Posisiku yang awalnya adalah model utama, menjadi bergeser akibat model baru itu. Jadwal pemotretanku juga menjadi berkurang. Melihat kenyataan yang ada, otakku mulai tak bisa berpikir jernih. Ada beberapa pikiran-pikiran negatif yang merasuki.

Bagaimana jika orang-orang lebih menyukai model itu daripada diriku? Bagaimana jika suatu saat posisiku diambil olehnya? Bagaimana jika aku kalah telak darinya? Dan yang terakhir, bagaimana jika aku kehilangan pekerjaanku?

Dan jika aku kehilangan pekerjaanku, bagaimana dengan adik dan nenekku? Dengan apa kami bertahan hidup? Pikiran-pikiran itu terus saja menghantuiku siang dan malam.

Hari-hari berikutnya, aku mencoba untuk mengurangi porsi makanku. Berawal dari makan tiga kali sehari, menjadi dua kali sehari. Lalu menjadi satu kali sehari, dengan tambahan minuman diet.

Kadang-kadang aku tidak tahan bila agensi sesekali memberi kami makanan enak. Contohnya seperti jajangmyeon atau japchae, dan jika aku sedang stress—aku bisa makan satu porsi penuh yang setara dengan porsi seorang laki-laki.

Itu mengerikan.

Dan apabila sudah terlanjur, aku akan langsung cepat-cepat pergi ke toilet dan memuntahkan semua yang telah kumakan dengan paksa. Ya, semuanya sampai tak bersisa. Karena yang ada dipikiranku hanyalah satu.

Aku tidak boleh kalah dari model Jepang itu.

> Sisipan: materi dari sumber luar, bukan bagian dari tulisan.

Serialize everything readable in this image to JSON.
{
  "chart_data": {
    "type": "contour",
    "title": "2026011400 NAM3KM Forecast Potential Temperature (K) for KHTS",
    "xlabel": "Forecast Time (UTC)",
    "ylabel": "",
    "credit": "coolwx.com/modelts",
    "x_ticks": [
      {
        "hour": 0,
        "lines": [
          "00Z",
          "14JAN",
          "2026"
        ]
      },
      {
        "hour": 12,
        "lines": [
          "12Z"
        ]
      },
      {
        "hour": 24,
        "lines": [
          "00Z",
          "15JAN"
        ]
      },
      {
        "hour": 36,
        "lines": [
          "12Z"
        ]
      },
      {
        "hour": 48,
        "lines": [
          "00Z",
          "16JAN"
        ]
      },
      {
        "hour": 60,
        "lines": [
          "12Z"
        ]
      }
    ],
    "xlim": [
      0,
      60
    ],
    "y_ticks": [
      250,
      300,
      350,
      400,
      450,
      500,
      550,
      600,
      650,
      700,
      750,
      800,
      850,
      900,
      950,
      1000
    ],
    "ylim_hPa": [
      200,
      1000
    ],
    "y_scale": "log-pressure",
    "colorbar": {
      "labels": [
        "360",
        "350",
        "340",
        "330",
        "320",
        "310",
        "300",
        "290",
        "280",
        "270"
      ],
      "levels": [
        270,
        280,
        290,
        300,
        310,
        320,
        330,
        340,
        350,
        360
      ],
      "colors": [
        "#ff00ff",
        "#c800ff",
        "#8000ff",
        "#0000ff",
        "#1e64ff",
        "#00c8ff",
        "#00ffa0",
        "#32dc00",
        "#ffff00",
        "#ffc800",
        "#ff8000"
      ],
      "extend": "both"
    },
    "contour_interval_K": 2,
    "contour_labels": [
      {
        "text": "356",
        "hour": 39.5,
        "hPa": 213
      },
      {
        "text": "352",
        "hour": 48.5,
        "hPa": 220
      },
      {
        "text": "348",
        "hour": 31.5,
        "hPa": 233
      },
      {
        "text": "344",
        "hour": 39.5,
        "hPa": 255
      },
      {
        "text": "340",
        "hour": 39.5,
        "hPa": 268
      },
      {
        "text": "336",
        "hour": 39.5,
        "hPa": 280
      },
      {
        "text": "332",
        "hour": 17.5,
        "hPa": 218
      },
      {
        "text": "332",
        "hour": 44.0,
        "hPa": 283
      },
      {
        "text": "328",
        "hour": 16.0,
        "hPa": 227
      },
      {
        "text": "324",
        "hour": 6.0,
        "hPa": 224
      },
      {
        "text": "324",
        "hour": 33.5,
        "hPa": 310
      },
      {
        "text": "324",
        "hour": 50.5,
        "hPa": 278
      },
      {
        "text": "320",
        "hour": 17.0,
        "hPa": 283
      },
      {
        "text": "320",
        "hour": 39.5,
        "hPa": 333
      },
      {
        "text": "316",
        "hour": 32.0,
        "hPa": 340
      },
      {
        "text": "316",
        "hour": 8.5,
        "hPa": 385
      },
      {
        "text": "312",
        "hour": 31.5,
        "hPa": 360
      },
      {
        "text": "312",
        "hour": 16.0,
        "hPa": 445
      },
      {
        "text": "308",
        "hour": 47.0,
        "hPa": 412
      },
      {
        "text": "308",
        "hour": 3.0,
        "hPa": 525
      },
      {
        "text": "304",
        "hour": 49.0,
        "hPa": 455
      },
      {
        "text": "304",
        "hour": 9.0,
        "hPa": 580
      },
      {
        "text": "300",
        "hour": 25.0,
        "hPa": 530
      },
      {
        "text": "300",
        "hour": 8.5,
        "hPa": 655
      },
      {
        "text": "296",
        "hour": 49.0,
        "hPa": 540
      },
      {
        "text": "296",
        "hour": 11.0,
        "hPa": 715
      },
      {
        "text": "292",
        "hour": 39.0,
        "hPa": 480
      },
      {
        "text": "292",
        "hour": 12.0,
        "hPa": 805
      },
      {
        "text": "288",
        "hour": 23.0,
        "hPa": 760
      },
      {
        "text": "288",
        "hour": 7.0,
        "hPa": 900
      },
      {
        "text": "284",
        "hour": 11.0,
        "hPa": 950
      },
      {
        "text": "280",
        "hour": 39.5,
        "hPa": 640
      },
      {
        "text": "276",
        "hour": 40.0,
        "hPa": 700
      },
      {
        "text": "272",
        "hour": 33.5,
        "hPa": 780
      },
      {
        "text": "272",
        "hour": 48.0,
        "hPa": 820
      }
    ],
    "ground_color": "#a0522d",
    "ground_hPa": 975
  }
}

Akhirnya, usahaku untuk mengeluarkan kembali setiap makanan yang kumakan itu menjadi kebiasaan. Hingga sampai suatu saat, aku hanya berani mengonsumsi minuman diet dan air putih saja. Tidak dengan yang lainnya.

Setelah beberapa lama terbiasa dengan keadaan seperti itu, aku mulai mengalami gejala-gejala aneh. Aku cukup senang beratku turun, namun ada sesuatu yang lain.

Aku sering mengalami pusing dan mual tanpa mengenal tempat, waktu, ataupun keadaan sekitar. Kulitku juga menjadi kering, dan rambutku mulai rontok sedikit demi sedikit. Karena merasa gelisah, akhirnya aku pergi ke dokter—dan disitulah aku mengetahui semuanya.

Aku mengidap anorexia nervosa.

Dokter menyarankanku untuk ikut terapi, namun aku menolak. Selain biayanya yang sangat mahal, aku juga harus mengorbankan pekerjaan dan sekolahku. Pada akhirnya, aku hanya merahasiakan ini dari semua orang—bahkan adik dan nenekku sendiri.

Sejak itu, aku mulai mencoba untuk makan. Makanan pertama yang kumakan setelah pulang dari rumah sakit itu adalah bubur ayam buatan nenekku. Nenek sering membuatkanku bubur itu sebelum aku debut menjadi model, karena aku benar-benar menyukainya.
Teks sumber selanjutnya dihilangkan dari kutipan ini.